Alzheimer's disease (AD) is the most common neurodegenerative disease and the leading cause of dementia worldwide. Different pathologic changes have been introduced to be involved in its progression. Although amyloid-β (Aβ) deposition and tau hyperphosphorylation and aggregation are mainly considered the main characterizations of AD, several other processes are involved. In recent years, several other changes, including alterations in gut microbiota proportion and circadian rhythms, have been noticed due to their role in AD progression. However, the exact mechanism indicating the association between circadian rhythms and gut microbiota abundance has not been investigated yet. This paper aims to review the role of gut microbiota and circadian rhythm in AD pathophysiology and introduces a hypothesis to explain their association.

Fig. 1. Regulators of circadian rhythm in mammalian cells.

CLOCK-BMAL1 complex translocates to the nucleus and binds to E-box elements to activate the expression of Cry, PER, RPR, and REV-ERB as the negative regulators of primary complex activity. CRY1/2 cryptochrome, PER period, ROR retinoid-related orphan receptor, REV-ERB reverse erythroblastosis virus α.

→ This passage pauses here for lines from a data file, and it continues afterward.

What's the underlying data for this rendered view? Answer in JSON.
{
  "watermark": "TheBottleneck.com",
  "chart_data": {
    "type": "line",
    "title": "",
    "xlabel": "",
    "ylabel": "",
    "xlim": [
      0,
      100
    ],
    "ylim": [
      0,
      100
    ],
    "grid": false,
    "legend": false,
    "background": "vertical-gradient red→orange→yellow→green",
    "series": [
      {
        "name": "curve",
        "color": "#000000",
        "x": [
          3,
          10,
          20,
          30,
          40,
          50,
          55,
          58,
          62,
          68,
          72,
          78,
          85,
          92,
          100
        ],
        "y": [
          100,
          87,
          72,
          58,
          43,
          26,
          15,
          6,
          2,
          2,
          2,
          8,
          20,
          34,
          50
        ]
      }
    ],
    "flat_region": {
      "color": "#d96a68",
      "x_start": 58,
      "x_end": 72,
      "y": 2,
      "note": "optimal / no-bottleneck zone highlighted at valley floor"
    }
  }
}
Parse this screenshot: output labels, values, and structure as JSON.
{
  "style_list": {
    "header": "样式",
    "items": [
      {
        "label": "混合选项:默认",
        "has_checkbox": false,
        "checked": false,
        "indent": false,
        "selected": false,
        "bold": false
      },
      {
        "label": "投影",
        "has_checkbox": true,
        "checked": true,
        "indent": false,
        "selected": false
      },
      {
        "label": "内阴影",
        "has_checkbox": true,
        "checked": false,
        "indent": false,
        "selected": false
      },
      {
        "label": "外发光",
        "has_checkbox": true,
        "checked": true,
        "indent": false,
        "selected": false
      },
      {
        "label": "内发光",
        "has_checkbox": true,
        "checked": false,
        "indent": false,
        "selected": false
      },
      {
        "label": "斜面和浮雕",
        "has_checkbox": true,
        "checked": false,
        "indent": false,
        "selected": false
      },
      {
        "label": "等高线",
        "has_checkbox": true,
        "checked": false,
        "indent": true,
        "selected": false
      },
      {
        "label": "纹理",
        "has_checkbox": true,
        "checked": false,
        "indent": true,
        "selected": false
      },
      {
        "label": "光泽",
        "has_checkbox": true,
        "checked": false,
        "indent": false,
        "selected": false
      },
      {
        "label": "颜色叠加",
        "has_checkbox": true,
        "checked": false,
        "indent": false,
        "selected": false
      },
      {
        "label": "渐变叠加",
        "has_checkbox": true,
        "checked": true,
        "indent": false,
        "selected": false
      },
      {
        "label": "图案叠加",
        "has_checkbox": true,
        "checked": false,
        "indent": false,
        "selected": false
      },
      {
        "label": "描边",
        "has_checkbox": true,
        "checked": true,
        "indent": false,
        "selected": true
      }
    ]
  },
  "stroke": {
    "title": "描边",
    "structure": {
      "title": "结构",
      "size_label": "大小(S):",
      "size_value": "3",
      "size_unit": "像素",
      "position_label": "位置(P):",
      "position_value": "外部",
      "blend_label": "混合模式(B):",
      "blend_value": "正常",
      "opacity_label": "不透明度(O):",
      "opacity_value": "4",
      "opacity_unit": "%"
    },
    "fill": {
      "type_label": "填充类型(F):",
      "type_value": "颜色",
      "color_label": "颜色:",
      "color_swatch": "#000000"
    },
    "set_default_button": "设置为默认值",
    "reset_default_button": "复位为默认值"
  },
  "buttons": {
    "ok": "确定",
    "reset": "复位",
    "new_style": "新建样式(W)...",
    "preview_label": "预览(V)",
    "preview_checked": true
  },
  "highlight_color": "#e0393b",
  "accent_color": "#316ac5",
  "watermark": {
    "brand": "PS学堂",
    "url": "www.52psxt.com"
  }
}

Fig. 2. Gut-brain axis and circadian rhythm association.

Aberrant activity of SIRT1, MAPK, and GSK-3 results in altered BMAL1 activity in AD. On the other hand, disruption in BMAL1 activities may contribute to altered IgA secretion and gut microbiota abundance. This process induced Aβ deposition, neuroinflammation, and BBB disruption leading to AD progression. AD Alzheimer’s disease, BMAL1 brain and muscle ARNT-Like 1, GSK-3 glycogen synthase kinase, MAPK mitogen-activated protein kinases, SIRT1 Sirtuin 1.